Of course it _could_ happen - nothing prevents it. And if they did, they'd have destroyed the credibility that took over a hundred years to create, and it would remove any future possibility of people lending money to the US gov't. A rational actor would not undertake this action, unless there's some good reason (such as nuclear war).
[1] https://www.bls.gov/cpi/additional-resources/historical-chan...
It isn't a matter of credibility at this point, it is one of political realities. There hasn't been a plausible outcome where the debt principle gets paid back since the 1970s, but that turned out to be OK because they can keep rolling that over with new debt. Alright. Well now we're approaching debt levels where even paying back market interest rates is coming under pressure and probably going to give.

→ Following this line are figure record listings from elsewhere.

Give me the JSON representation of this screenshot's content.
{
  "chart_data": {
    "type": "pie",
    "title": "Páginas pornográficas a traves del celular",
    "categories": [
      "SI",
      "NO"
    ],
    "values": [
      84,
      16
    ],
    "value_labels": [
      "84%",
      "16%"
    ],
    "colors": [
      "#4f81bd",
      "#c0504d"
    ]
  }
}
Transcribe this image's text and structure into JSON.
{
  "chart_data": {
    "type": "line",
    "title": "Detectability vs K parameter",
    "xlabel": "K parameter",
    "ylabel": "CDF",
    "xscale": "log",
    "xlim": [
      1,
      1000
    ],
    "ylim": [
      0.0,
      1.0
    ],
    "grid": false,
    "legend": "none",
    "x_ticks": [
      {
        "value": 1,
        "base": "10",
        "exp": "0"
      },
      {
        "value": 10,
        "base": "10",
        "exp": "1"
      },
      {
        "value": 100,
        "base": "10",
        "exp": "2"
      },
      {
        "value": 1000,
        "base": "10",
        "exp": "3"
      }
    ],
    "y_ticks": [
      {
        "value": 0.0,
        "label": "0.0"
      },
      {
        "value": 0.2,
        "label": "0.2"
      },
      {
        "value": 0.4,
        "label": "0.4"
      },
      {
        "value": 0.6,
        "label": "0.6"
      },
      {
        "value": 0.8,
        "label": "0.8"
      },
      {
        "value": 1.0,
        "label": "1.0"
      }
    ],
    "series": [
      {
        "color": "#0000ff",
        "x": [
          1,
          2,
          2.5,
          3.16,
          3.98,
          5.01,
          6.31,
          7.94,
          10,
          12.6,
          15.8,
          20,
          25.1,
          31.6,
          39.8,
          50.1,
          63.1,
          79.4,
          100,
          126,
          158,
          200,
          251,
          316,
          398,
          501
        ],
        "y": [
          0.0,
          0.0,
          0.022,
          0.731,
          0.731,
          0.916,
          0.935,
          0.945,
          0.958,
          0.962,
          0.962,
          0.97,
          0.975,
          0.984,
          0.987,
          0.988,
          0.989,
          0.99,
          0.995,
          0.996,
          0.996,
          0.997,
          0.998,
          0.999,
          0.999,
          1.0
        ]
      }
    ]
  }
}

The risks here, much like the debt to GDP ratio, are starting to move off the charts. Lending the US government money can't possible be safe under these conditions. Someone here is obviously going to get screwed, some of these promises have to be broken. It could just as easily be these bonds as anything else.
We’ve all heard about shrink inflation by now. Theoretically that’s measurable by taking the Oz. into account.
But how about the drop in quality of goods? Raisin Bran with few raisins, cars with thinner door panels, etc. This is impossible to measure, obviously happens, and is systematic in one direction resulting in a lower reported inflation rate.
Moreover, what they're attempting to match isn't inflation, it's a specific government inflation metric which contains many corrections which make it obviously not match inflation for the purpose of preserving purchasing power.
For example, when inflation goes up the metric assumes that purchasing will shift from high value goods (like steak) to lower value goods (like rice), which causes the metric to read lower. This is no good if your goal is preserving purchasing power: you put in enough to buy steak and the inflation metric is okay with what comes out being only enough to buy a meal of rice (not technically, since steak and rice aren't the only goods but you get my point).
As of today, Lumber is down 30% year on year. Those same people seem to no longer talk about lumber as it doesn’t suit the narrative.
It’s not a conspiracy in this case or an official narrative. Inflation is high so reporters try to find examples. Instead of lumber, they now talk about groceries or whatever.